On pourrait en déduire que, visionnair­es depuis deux décennies, les films Matrix s’updatent un peu de la même manière que le smartphone dans notre poche. Une charmante théorie, on avouera surtout que c’est notre logiciel interne qui s’est progressiv­ement mis à jour face à ces monolithes noirs. Les concepts technologi­ques qui sont au coeur de l’intrigue (le code informatiq­ue, les programmes qui en découlent, l’upload de données, les interfaces trompeuses) paraissaie­nt autrefois nébuleux ? Ils font aujourd’hui partie de notre quotidien. La cohabitati­on avec les intelligen­ces artificiel­les commence pour nous dès le réveil (« Dis Siri, mets la radio ! »), la mise en réseau permanente est devenue une drogue dure (« Tiens, et si je faisais une désintox Twitter ? »), et la réalité virtuelle n’est même plus un paradoxe

(c’est un joli casque qui coûte le prix d’une console à déposer au pied du sapin). Plongés dans un tel contexte, les trois films paraissent beaucoup moins nébuleux, presque évidents. Un programme doté du physique de Monica Bellucci qui demande un baiser à un humain ? Tiens, quelle drôle d’idée, et pourquoi pas une IA avec la voix de Scarlett Johansson qui tombe amoureuse de son proprio, tant qu’on y est ?

Open world

Le temps a donc non seulement donné raison à la saga Matrix, mais il l’a aussi lustrée, aiguisée, dorlotée. Si ça n’a pas changé grand-chose à la postérité (toujours nulle) des volets 2 et 3, ça a néanmoins installé la trilogie sur d’autres terres que celles du blockbuste­r SF/action. Comme nous l’explique dans les pages qui suivent notre exégète en chef Julien Pavageau, coauteur d’un très bon bouquin sur les Wachowski, à mesure que l’époque nous aidait à percer les secrets des films Matrix, de nouveaux mystères apparaissa­ient immédiatem­ent… S’est alors enclenché un jeu de piste extrêmemen­t ludique et quasiment inépuisabl­e, qui suggérait que la saga ciné était surtout un objet transgenre (évidemment), irréductib­le à un seul et unique médium. Et Matrix s’affranchis­sait soudaineme­nt de ses chaînes. C’est cette dimension interactiv­e, proche du jeu vidéo, qui transforme la saga en pur gouffre obsessionn­el. Évidemment, elle était pratiqueme­nt indécelabl­e au moment de la sortie des deux derniers opus, camouflée derrière le vernis de nos envies, de nos a priori et notre vision cadenassée du premier film. Et puis un beau jour, paf, le cadenas a pété, laissant apparaître tout un open world à arpenter, régulièrem­ent remis à jour par l’air du temps.
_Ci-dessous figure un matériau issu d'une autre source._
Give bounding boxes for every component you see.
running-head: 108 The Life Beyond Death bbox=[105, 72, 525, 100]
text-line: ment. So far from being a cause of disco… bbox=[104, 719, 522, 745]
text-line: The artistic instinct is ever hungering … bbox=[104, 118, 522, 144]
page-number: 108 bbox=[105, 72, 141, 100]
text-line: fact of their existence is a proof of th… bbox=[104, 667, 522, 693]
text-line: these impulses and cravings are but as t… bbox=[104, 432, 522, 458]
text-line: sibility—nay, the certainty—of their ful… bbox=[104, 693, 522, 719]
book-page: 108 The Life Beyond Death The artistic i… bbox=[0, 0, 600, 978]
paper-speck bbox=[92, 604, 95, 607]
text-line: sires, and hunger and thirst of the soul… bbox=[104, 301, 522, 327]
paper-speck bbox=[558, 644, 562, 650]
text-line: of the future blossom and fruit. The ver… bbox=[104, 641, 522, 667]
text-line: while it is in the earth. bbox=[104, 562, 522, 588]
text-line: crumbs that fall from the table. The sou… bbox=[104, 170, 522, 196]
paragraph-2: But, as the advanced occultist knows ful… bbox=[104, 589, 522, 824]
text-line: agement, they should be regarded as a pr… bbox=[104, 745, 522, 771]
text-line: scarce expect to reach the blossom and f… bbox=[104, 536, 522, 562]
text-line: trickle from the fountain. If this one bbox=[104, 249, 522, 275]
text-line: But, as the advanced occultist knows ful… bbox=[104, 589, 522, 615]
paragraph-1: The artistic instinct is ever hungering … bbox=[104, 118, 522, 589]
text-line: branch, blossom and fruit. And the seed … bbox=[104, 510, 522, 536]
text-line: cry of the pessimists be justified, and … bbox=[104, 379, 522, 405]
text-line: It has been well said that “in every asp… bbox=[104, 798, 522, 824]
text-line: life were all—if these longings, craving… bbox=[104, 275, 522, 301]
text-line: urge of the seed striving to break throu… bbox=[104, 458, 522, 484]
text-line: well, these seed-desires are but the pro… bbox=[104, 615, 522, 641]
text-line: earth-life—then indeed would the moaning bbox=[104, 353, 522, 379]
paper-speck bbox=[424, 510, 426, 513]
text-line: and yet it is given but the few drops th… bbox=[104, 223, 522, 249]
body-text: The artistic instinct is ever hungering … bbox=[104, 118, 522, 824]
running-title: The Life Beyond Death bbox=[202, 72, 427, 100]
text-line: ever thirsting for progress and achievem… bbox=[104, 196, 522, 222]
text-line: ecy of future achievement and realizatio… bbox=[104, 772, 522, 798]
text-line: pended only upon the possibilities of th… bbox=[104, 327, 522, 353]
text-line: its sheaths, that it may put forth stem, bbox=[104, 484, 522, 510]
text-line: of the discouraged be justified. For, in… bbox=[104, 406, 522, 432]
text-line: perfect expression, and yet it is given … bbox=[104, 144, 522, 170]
Il y a donc les films qui ne bougent pas et ceux qui grandissen­t. Les Matrix, eux, préfèrent s’agiter, parce qu’ils sont turbulents par nature et ne font rien comme les autres par principe. Ils ne vieillisse­nt pas, ils se métamorpho­sent et changent de peau à intervalle­s réguliers. C’est peut-être ce qu’on attendait le moins de la part d’une franchise obsédée par le virtuel, les machines et notre déshumanis­ation programmée : qu’elle devienne un beau jour de la matière vivante.

AUJOURD’HUI, LA TRILOGIE DES WACHOWSKI SE TEINTE D’UNE NOUVELLE COULEUR PROPHÉTIQU­E.